What is a SSL certificate?

The Secure Socket Layer (SSL) protocol is used to secure communication by encryption and to authenticate the communicating parties (e.g. between two servers, a web/mail client and a server, etc.). When sending sensitive data, the user is assured that he is communicating with the person he really wanted to communicate with. SSL certificates are usually used by online shops that accept orders and payment card data, www portals with administration for password and data security, projects that are subject to legislative provisions requiring secure transmissions, etc.
Establishing an SSL connection works on the principle of asymmetric encryption. Each of the communicating parties has a pair of encryption keys - public and private.The public key needs to be published, ensuring that it is properly transmitted to anyone who wants to use it. If anyone encrypts a message using this key, it is ensured that only the owner of the public key used can decrypt it with the corresponding private key.

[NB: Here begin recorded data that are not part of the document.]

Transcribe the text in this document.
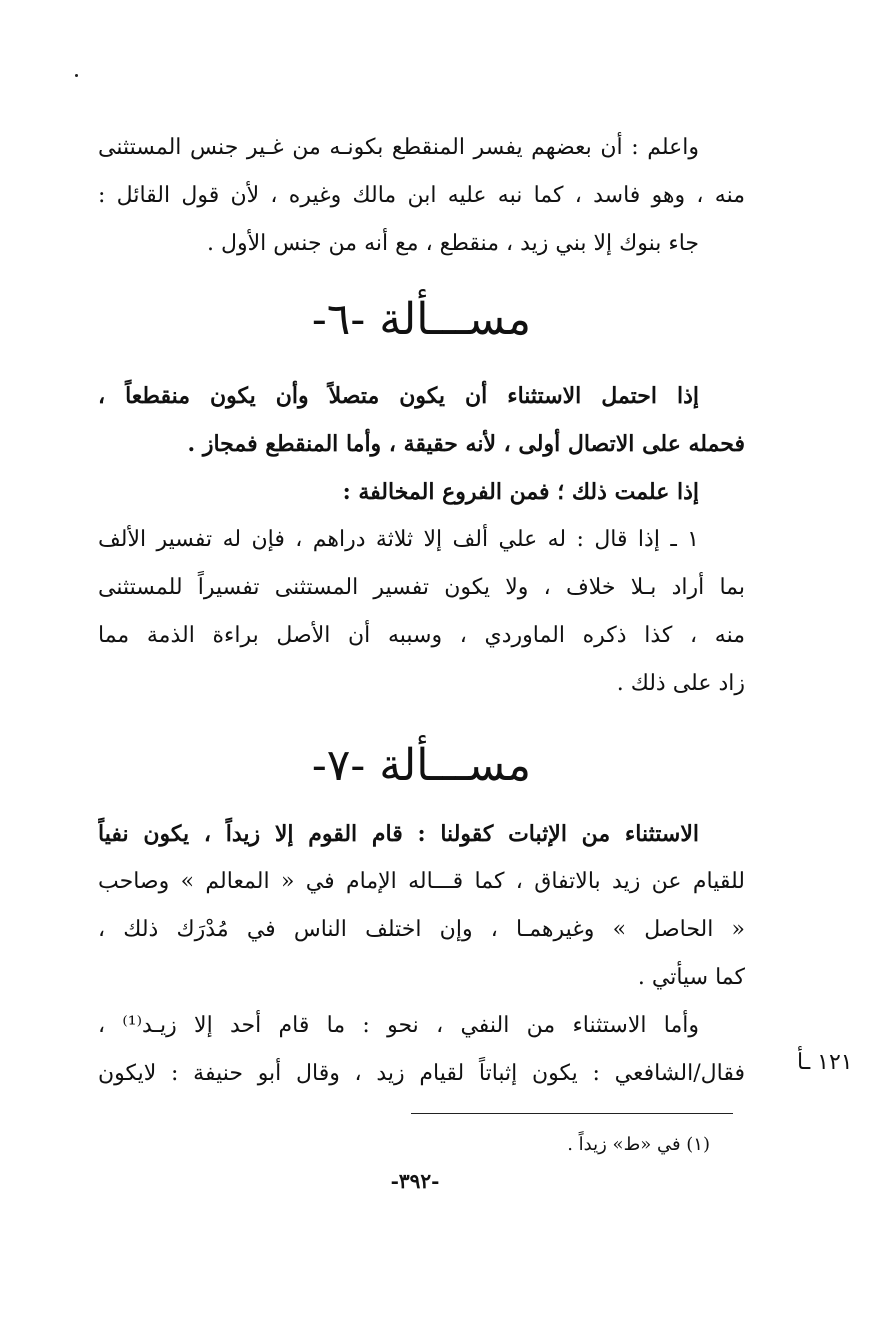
واعلم : أن بعضهم يفسر المنقطع بكونـه من غـير جنس المستثنى
منه ، وهو فاسد ، كما نبه عليه ابن مالك وغيره ، لأن قول القائل :
جاء بنوك إلا بني زيد ، منقطع ، مع أنه من جنس الأول .
مســـألة -٦-
إذا احتمل الاستثناء أن يكون متصلاً وأن يكون منقطعاً ،
فحمله على الاتصال أولى ، لأنه حقيقة ، وأما المنقطع فمجاز .
إذا علمت ذلك ؛ فمن الفروع المخالفة :
١ ـ إذا قال : له علي ألف إلا ثلاثة دراهم ، فإن له تفسير الألف
بما أراد بـلا خلاف ، ولا يكون تفسير المستثنى تفسيراً للمستثنى
منه ، كذا ذكره الماوردي ، وسببه أن الأصل براءة الذمة مما
زاد على ذلك .
مســـألة -٧-
الاستثناء من الإثبات كقولنا : قام القوم إلا زيداً ، يكون نفياً
للقيام عن زيد بالاتفاق ، كما قـــاله الإمام في « المعالم » وصاحب
« الحاصل » وغيرهمـا ، وإن اختلف الناس في مُدْرَك ذلك ،
كما سيأتي .
وأما الاستثناء من النفي ، نحو : ما قام أحد إلا زيـد⁽¹⁾ ،
فقال/الشافعي : يكون إثباتاً لقيام زيد ، وقال أبو حنيفة : لايكون ١٢١ ـأ
(١) في «ط» زيداً .
-٣٩٢-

SSL-secured site addresses start with https://. The browser also marks secure sites with a lock icon in the status bar. Modern browsers also display the lock icon in the address bar and underline this bar with different colors (green for fully compliant, yellow or orange for partially compliant [e.g., a compliant certificate but issued for a different domain], red for a non-compliant certificate).The standard port for HTTPS/SSL communication is 443, the standard HTTP port is 80.
Certificates must be renewed as they are limited in validity. The expiration date is stored directly in the certificate and can be viewed, for example, in a web browser. Once a certificate expires, it is automatically considered invalid.